All sodium and nitrate salts are soluble  \(\Rightarrow\)  possible precipitates are \(\ce{Mg(OH)2}\) and \(\ce{MgCO3}\). 

\(\ce{\left[Mg^{2+}\right]=6 \times 10^{-3} \quad\left[ OH^{-}\right]=1 \times 10^{-2} \quad\left[ CO3^{2-}\right]=2 \times 10^{-3}}\)

\(\ce{\left[Mg^{2+}\right]\left[ OH^{-}\right]^2=6 \times 10^{-7} \quad \quad \quad \ \ \ K_{\textit{sp}}=5.61 \times 10^{-12}}\)

\(\ce{\left[ Mg^{2+}\right]\left[ CO3^{2-}\right]=1.2 \times 10^{-5} \quad \quad  K_{\textit{sp}}=6.82 \times 10^{-6}}\)
 

\(\ce{Mg(OH)2}\) is a lot less soluble than \(\ce{MgCO3}\) and will precipitate preferentially.

\(\ce{\left[Mg^{2+}\right]\left[OH^{-}\right]^2 > K_{\textit{sp}}}\)

\(\Rightarrow \ce{Mg(OH)2}\) will precipitate.
 

\(\ce{Mg^{2+}(aq) + 2OH-(aq) \rightarrow Mg(OH)2(s)}\)

Since \(K_{\textit{sp}}\) is small, assume reaction goes to completion.

\(\ce{n(Mg^{2+})=0.006\ mol, n(OH^{-})=0.010\ mol}\)

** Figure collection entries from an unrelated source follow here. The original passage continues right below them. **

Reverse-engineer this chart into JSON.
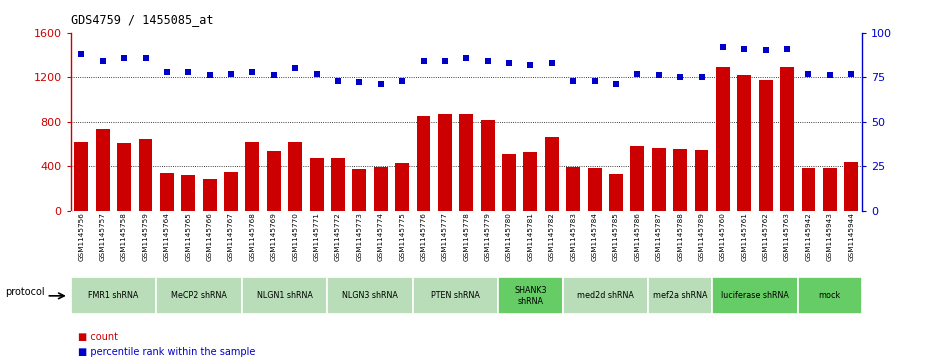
{
  "title": "GDS4759 / 1455085_at",
  "samples": [
    "GSM1145756",
    "GSM1145757",
    "GSM1145758",
    "GSM1145759",
    "GSM1145764",
    "GSM1145765",
    "GSM1145766",
    "GSM1145767",
    "GSM1145768",
    "GSM1145769",
    "GSM1145770",
    "GSM1145771",
    "GSM1145772",
    "GSM1145773",
    "GSM1145774",
    "GSM1145775",
    "GSM1145776",
    "GSM1145777",
    "GSM1145778",
    "GSM1145779",
    "GSM1145780",
    "GSM1145781",
    "GSM1145782",
    "GSM1145783",
    "GSM1145784",
    "GSM1145785",
    "GSM1145786",
    "GSM1145787",
    "GSM1145788",
    "GSM1145789",
    "GSM1145760",
    "GSM1145761",
    "GSM1145762",
    "GSM1145763",
    "GSM1145942",
    "GSM1145943",
    "GSM1145944"
  ],
  "counts": [
    620,
    730,
    610,
    640,
    335,
    320,
    280,
    350,
    620,
    540,
    620,
    475,
    475,
    370,
    390,
    430,
    850,
    870,
    870,
    810,
    510,
    530,
    660,
    390,
    380,
    330,
    580,
    560,
    550,
    545,
    1290,
    1220,
    1175,
    1290,
    380,
    380,
    440
  ],
  "percentiles": [
    88,
    84,
    86,
    86,
    78,
    78,
    76,
    77,
    78,
    76,
    80,
    77,
    73,
    72,
    71,
    73,
    84,
    84,
    86,
    84,
    83,
    82,
    83,
    73,
    73,
    71,
    77,
    76,
    75,
    75,
    92,
    91,
    90,
    91,
    77,
    76,
    77
  ],
  "ylim_left": [
    0,
    1600
  ],
  "ylim_right": [
    0,
    100
  ],
  "yticks_left": [
    0,
    400,
    800,
    1200,
    1600
  ],
  "yticks_right": [
    0,
    25,
    50,
    75,
    100
  ],
  "bar_color": "#cc0000",
  "dot_color": "#0000cc",
  "protocol_groups": [
    {
      "label": "FMR1 shRNA",
      "start": 0,
      "end": 4,
      "color": "#b8ddb8"
    },
    {
      "label": "MeCP2 shRNA",
      "start": 4,
      "end": 8,
      "color": "#b8ddb8"
    },
    {
      "label": "NLGN1 shRNA",
      "start": 8,
      "end": 12,
      "color": "#b8ddb8"
    },
    {
      "label": "NLGN3 shRNA",
      "start": 12,
      "end": 16,
      "color": "#b8ddb8"
    },
    {
      "label": "PTEN shRNA",
      "start": 16,
      "end": 20,
      "color": "#b8ddb8"
    },
    {
      "label": "SHANK3\nshRNA",
      "start": 20,
      "end": 23,
      "color": "#66cc66"
    },
    {
      "label": "med2d shRNA",
      "start": 23,
      "end": 27,
      "color": "#b8ddb8"
    },
    {
      "label": "mef2a shRNA",
      "start": 27,
      "end": 30,
      "color": "#b8ddb8"
    },
    {
      "label": "luciferase shRNA",
      "start": 30,
      "end": 34,
      "color": "#66cc66"
    },
    {
      "label": "mock",
      "start": 34,
      "end": 37,
      "color": "#66cc66"
    }
  ],
  "bg_color": "#ffffff",
  "tick_label_color": "#cc0000",
  "right_tick_color": "#0000cc",
  "label_bg_color": "#c8c8c8"
}
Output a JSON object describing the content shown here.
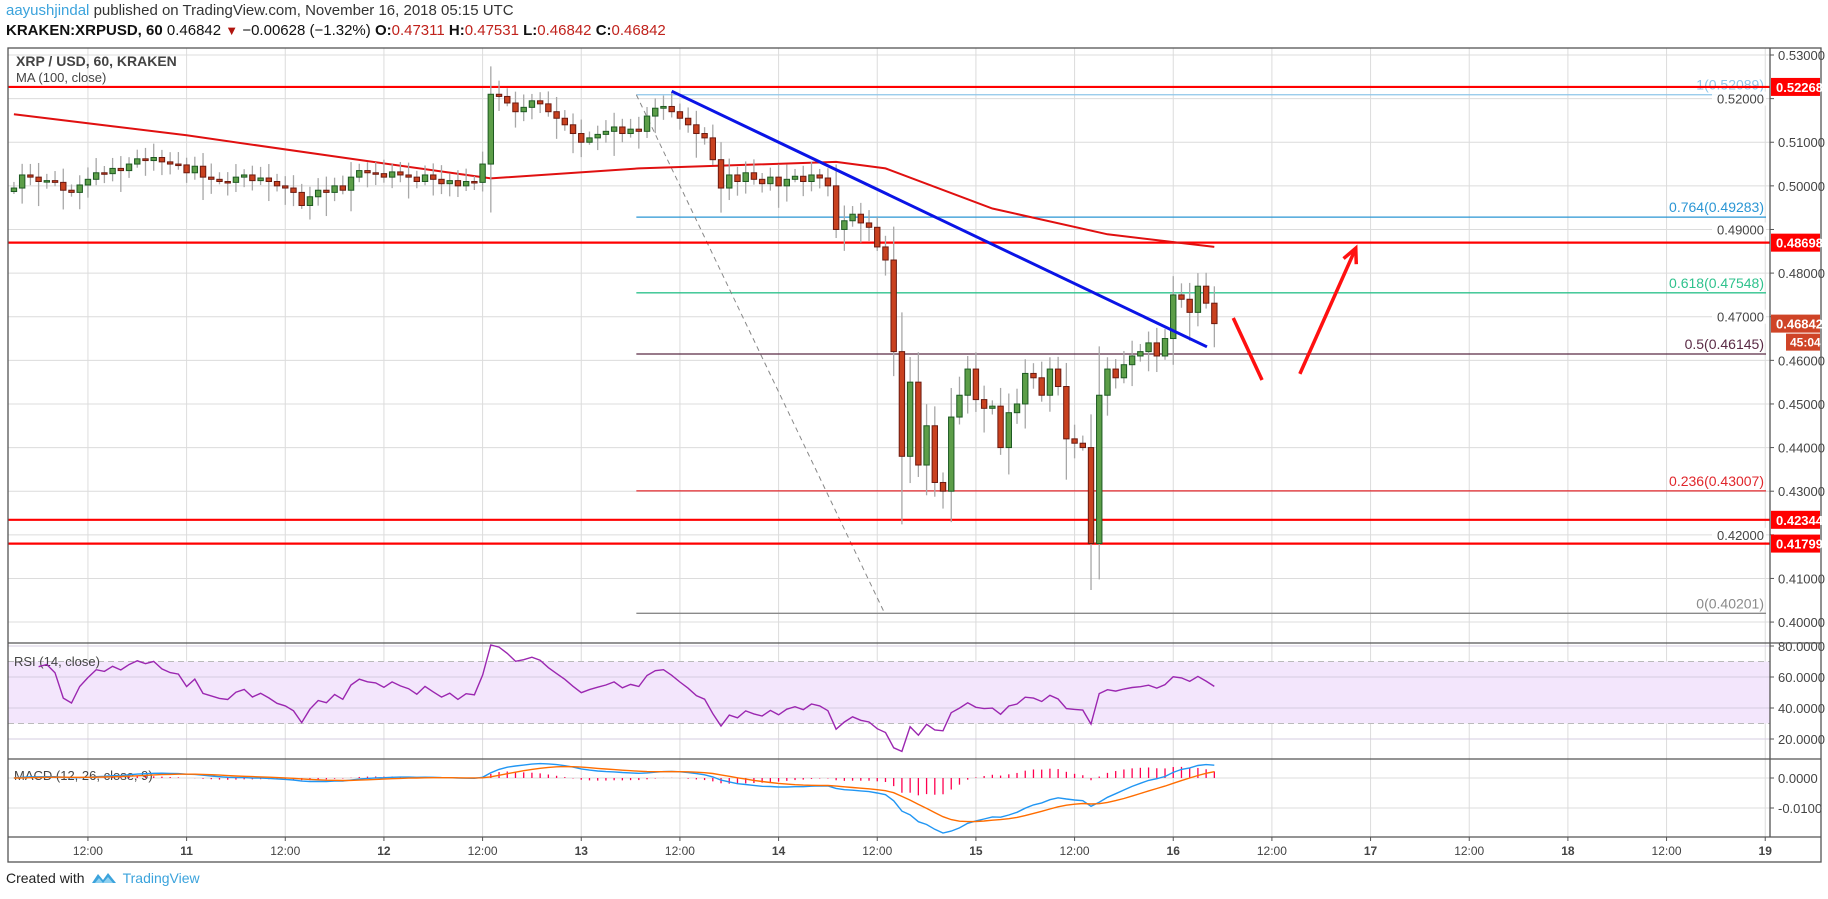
{
  "header": {
    "author": "aayushjindal",
    "published": " published on TradingView.com, November 16, 2018 05:15 UTC",
    "symbol": "KRAKEN:XRPUSD, 60",
    "last": "0.46842",
    "change": "−0.00628 (−1.32%)",
    "o_label": "O:",
    "o": "0.47311",
    "h_label": "H:",
    "h": "0.47531",
    "l_label": "L:",
    "l": "0.46842",
    "c_label": "C:",
    "c": "0.46842"
  },
  "footer": {
    "created": "Created with",
    "brand": "TradingView"
  },
  "colors": {
    "up": "#5c9e48",
    "up_border": "#1d5a22",
    "down": "#c9411f",
    "down_border": "#6b1a10",
    "wick": "#a8a8a8",
    "ma": "#e01010",
    "level": "#ff0000",
    "trend": "#0a14e6",
    "arrow": "#ff1010",
    "rsi": "#9b27b0",
    "macd": "#2196f3",
    "signal": "#ff6d00",
    "hist": "#ff0050",
    "last_badge": "#cf4427"
  },
  "chart_data": {
    "type": "candlestick",
    "title": "XRP / USD, 60, KRAKEN",
    "ma_label": "MA (100, close)",
    "interval_hours": 1,
    "first_candle_hours_from_nov11": -21,
    "closes": [
      0.4995,
      0.5025,
      0.502,
      0.501,
      0.5012,
      0.5008,
      0.499,
      0.4985,
      0.5002,
      0.5015,
      0.503,
      0.5028,
      0.504,
      0.5035,
      0.505,
      0.5062,
      0.5058,
      0.5065,
      0.5055,
      0.505,
      0.5048,
      0.503,
      0.5045,
      0.502,
      0.5015,
      0.501,
      0.5008,
      0.502,
      0.5025,
      0.5012,
      0.5018,
      0.501,
      0.5,
      0.4995,
      0.4985,
      0.4955,
      0.4975,
      0.499,
      0.4985,
      0.5,
      0.499,
      0.502,
      0.5035,
      0.503,
      0.5028,
      0.502,
      0.5032,
      0.5025,
      0.502,
      0.501,
      0.5025,
      0.5015,
      0.5005,
      0.5012,
      0.5,
      0.501,
      0.5008,
      0.505,
      0.521,
      0.5205,
      0.519,
      0.517,
      0.518,
      0.5195,
      0.5188,
      0.517,
      0.5155,
      0.514,
      0.512,
      0.51,
      0.511,
      0.5118,
      0.5125,
      0.5135,
      0.512,
      0.513,
      0.5125,
      0.516,
      0.5178,
      0.5182,
      0.517,
      0.5155,
      0.514,
      0.512,
      0.511,
      0.506,
      0.4995,
      0.5025,
      0.501,
      0.503,
      0.5015,
      0.5005,
      0.502,
      0.5,
      0.5015,
      0.5022,
      0.501,
      0.5025,
      0.5018,
      0.5,
      0.49,
      0.492,
      0.4935,
      0.4915,
      0.4905,
      0.486,
      0.483,
      0.462,
      0.438,
      0.455,
      0.436,
      0.445,
      0.432,
      0.43,
      0.447,
      0.452,
      0.458,
      0.451,
      0.449,
      0.4495,
      0.44,
      0.448,
      0.45,
      0.457,
      0.456,
      0.452,
      0.458,
      0.454,
      0.442,
      0.441,
      0.44,
      0.418,
      0.452,
      0.458,
      0.456,
      0.459,
      0.461,
      0.462,
      0.464,
      0.461,
      0.465,
      0.475,
      0.474,
      0.471,
      0.477,
      0.4731,
      0.46842
    ],
    "ma100": [
      [
        -21,
        0.5164
      ],
      [
        0,
        0.5116
      ],
      [
        20,
        0.5062
      ],
      [
        37,
        0.5017
      ],
      [
        55,
        0.504
      ],
      [
        79,
        0.5055
      ],
      [
        85,
        0.504
      ],
      [
        98,
        0.4948
      ],
      [
        112,
        0.4889
      ],
      [
        125,
        0.486
      ]
    ],
    "price_axis": {
      "ylim": [
        0.3965,
        0.5316
      ],
      "ticks": [
        "0.53000",
        "0.52000",
        "0.51000",
        "0.50000",
        "0.49000",
        "0.48000",
        "0.47000",
        "0.46000",
        "0.45000",
        "0.44000",
        "0.43000",
        "0.42000",
        "0.41000",
        "0.40000"
      ]
    },
    "time_axis": {
      "labels": [
        "12:00",
        "11",
        "12:00",
        "12",
        "12:00",
        "13",
        "12:00",
        "14",
        "12:00",
        "15",
        "12:00",
        "16",
        "12:00",
        "17",
        "12:00",
        "18",
        "12:00",
        "19"
      ],
      "first_label_hours_from_nov11": -12,
      "step_hours": 12
    },
    "horizontal_levels": [
      {
        "value": 0.52268,
        "label": "0.52268"
      },
      {
        "value": 0.48698,
        "label": "0.48698"
      },
      {
        "value": 0.42344,
        "label": "0.42344"
      },
      {
        "value": 0.41799,
        "label": "0.41799"
      }
    ],
    "last_price": {
      "value": 0.46842,
      "label": "0.46842",
      "countdown": "45:04"
    },
    "fibonacci": {
      "start_hours": 54.7,
      "levels": [
        {
          "ratio": "1",
          "value": 0.52089,
          "label": "1(0.52089)",
          "color": "#8ec6ea"
        },
        {
          "ratio": "0.764",
          "value": 0.49283,
          "label": "0.764(0.49283)",
          "color": "#2a96d4"
        },
        {
          "ratio": "0.618",
          "value": 0.47548,
          "label": "0.618(0.47548)",
          "color": "#2fc28d"
        },
        {
          "ratio": "0.5",
          "value": 0.46145,
          "label": "0.5(0.46145)",
          "color": "#5a2a45"
        },
        {
          "ratio": "0.236",
          "value": 0.43007,
          "label": "0.236(0.43007)",
          "color": "#e0262b"
        },
        {
          "ratio": "0",
          "value": 0.40201,
          "label": "0(0.40201)",
          "color": "#8a8a8a"
        }
      ],
      "diagonal": [
        [
          54.7,
          0.52089
        ],
        [
          84.9,
          0.40201
        ]
      ]
    },
    "trendline": [
      [
        59,
        0.5217
      ],
      [
        124.1,
        0.4631
      ]
    ],
    "arrows": [
      {
        "from": [
          127.3,
          0.4697
        ],
        "to": [
          130.8,
          0.4555
        ],
        "direction": "down"
      },
      {
        "from": [
          135.4,
          0.4569
        ],
        "to": [
          142.2,
          0.4857
        ],
        "direction": "up"
      }
    ],
    "rsi": {
      "label": "RSI (14, close)",
      "period": 14,
      "upper": 70,
      "lower": 30,
      "ticks": [
        "80.0000",
        "60.0000",
        "40.0000",
        "20.0000"
      ]
    },
    "macd": {
      "label": "MACD (12, 26, close, 9)",
      "fast": 12,
      "slow": 26,
      "signal": 9,
      "ticks": [
        "0.0000",
        "-0.0100"
      ]
    }
  }
}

Using stoichiometric ratio \((1:2)\)

\(0.006 > \dfrac{0.010}{2}=0.005\ \ \Rightarrow \ce{Mg^{2+}}\) is in excess.

Concentration drops to: \(6 \times 10^{-3}-5 \times 10^{-3}=1 \times 10^{-3}\).
 

Check if \(\ce{MgCO3}\) will precipitate:

\(\ce{\left[Mg^{2+}\right]\left[CO3^{2-}\right]}\) becomes  \(2 \times 10^{-6} <K_{\textit{sp}}\).

\(\ce{\Rightarrow\ MgCO3}\) won’t precipitate.